If you’re like us, your wallet is bulging with customer loyalty cards for everything from CVS to buy-ten-get-one-free-coffee. The average American household belongs to 14 such programs but hasn’t used eight of them in over a year. Loyalty cards are great, but they sometimes come with hidden tricks and often require an intelligent game plan.
Here's how to make sure you get the most from that precious wallet real estate:
- Make Sure the Member Price Is Actually a Good Deal.
One team of TV journalists compared special discount card prices at some Philadelphia supermarkets to regular prices at supermarkets that didn’t offer discount programs. They found that the shoppers with discount cards were actually paying more on average for a bag of groceries than their non-card-carrying counterparts. So, don’t let the promise of discounts put stars in your eyes until you make sure that the store you’ve chosen has competitive prices in the first place.
- Pick Favorites.
Loyalty cards give rewards based on how much you shop at a given location, so you’ll diminish that benefit by spreading out your expenditures. For instance, you’ll gain less by buying half your coffee at Starbucks and half at Seattle’s Best Coffee. If the programs are free, join both—just in case you veer from your normal routine—but pick one retail chain for each of your purchase types and plan to do most of your spending there.

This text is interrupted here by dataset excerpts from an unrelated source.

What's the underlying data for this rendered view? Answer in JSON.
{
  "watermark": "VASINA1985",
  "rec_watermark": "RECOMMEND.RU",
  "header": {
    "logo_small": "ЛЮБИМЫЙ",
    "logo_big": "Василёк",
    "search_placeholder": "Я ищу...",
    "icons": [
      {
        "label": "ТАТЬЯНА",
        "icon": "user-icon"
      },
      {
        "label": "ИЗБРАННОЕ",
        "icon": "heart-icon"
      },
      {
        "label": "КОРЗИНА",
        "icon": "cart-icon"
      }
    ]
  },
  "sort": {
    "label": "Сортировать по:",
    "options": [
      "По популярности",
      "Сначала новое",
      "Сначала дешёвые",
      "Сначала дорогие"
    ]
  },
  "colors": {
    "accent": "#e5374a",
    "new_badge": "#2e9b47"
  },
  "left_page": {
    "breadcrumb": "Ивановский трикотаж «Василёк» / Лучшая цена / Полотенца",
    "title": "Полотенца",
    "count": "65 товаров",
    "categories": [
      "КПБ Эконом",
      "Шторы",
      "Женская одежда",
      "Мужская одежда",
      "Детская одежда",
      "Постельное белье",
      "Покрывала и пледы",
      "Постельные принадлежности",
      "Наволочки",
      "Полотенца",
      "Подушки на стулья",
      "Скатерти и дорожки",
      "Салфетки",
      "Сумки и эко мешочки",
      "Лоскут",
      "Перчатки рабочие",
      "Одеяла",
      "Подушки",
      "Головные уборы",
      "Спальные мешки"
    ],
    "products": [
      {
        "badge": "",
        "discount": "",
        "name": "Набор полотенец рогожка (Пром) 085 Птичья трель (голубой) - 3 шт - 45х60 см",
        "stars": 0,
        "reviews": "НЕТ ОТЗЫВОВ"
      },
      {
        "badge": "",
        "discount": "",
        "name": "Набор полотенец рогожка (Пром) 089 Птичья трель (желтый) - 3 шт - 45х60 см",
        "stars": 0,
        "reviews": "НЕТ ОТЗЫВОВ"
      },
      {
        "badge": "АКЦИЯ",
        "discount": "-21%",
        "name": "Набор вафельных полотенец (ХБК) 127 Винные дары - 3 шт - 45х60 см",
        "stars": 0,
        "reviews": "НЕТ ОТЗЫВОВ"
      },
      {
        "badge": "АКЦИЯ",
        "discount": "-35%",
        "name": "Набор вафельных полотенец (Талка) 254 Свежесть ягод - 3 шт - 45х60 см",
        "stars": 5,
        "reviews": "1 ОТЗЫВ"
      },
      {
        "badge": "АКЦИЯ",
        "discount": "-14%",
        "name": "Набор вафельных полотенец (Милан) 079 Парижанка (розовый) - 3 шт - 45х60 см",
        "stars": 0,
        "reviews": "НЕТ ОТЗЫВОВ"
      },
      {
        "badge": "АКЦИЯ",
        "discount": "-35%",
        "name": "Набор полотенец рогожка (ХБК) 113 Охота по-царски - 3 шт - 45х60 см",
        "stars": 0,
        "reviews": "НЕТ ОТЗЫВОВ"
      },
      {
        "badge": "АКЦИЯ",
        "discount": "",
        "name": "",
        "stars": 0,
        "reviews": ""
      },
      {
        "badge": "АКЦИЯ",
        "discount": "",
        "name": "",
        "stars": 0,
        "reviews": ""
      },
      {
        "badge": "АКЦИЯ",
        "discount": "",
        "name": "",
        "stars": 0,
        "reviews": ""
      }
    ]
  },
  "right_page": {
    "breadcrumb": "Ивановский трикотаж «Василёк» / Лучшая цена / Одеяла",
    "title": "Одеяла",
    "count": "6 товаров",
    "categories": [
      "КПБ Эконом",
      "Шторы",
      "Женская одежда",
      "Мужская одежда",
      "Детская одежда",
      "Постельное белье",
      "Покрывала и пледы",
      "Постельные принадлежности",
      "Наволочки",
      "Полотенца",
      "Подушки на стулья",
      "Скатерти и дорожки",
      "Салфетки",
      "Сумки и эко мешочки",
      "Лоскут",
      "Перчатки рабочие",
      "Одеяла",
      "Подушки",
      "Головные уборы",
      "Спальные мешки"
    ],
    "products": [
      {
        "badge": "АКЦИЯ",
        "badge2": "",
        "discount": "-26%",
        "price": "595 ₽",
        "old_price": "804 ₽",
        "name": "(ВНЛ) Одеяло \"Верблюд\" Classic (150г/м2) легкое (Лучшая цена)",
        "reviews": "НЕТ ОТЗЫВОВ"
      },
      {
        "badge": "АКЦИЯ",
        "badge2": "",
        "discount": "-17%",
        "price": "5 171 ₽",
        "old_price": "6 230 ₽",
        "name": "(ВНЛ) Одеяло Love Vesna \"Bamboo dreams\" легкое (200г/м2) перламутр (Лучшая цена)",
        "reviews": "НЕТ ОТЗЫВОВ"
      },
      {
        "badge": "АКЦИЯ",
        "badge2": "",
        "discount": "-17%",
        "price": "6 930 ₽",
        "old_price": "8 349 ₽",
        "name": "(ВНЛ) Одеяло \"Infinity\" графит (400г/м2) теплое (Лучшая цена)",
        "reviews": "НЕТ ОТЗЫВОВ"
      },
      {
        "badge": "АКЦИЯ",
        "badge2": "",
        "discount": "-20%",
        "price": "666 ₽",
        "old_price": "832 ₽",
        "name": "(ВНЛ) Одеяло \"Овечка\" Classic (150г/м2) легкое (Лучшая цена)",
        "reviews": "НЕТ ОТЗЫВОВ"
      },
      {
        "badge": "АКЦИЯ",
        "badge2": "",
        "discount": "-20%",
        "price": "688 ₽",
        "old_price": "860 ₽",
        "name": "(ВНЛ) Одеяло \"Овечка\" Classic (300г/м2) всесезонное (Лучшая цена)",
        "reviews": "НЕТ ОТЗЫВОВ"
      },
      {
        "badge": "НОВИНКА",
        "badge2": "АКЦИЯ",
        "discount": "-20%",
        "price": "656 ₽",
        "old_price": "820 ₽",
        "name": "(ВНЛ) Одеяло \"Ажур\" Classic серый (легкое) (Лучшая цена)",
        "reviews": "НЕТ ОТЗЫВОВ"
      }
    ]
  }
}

Keep reading for additional tips.
- Use Your Loyalty Cards—Don’t Let Them Use You.
Retailers use loyalty programs to try to get you to buy more stuff than you would have purchased otherwise, but that power of discernment is in your own hands. Follow two simple rules:
a) Don’t buy anything you wouldn’t have bought without the discount card.
b) Make sure you are truly getting the best available price (discount or no discount).
- Don’t Stretch Out Your Wallet.
There are two alternatives for reducing the discount card clutter. CardStar offers a free smartphone app that displays the barcode of each of your cards, allowing you to scan the barcode image at the cash register without carrying around the actual cards. If you don’t have a smartphone, KeyRingThing.com will print a single card that consolidates up to six loyalty cards for $4.95.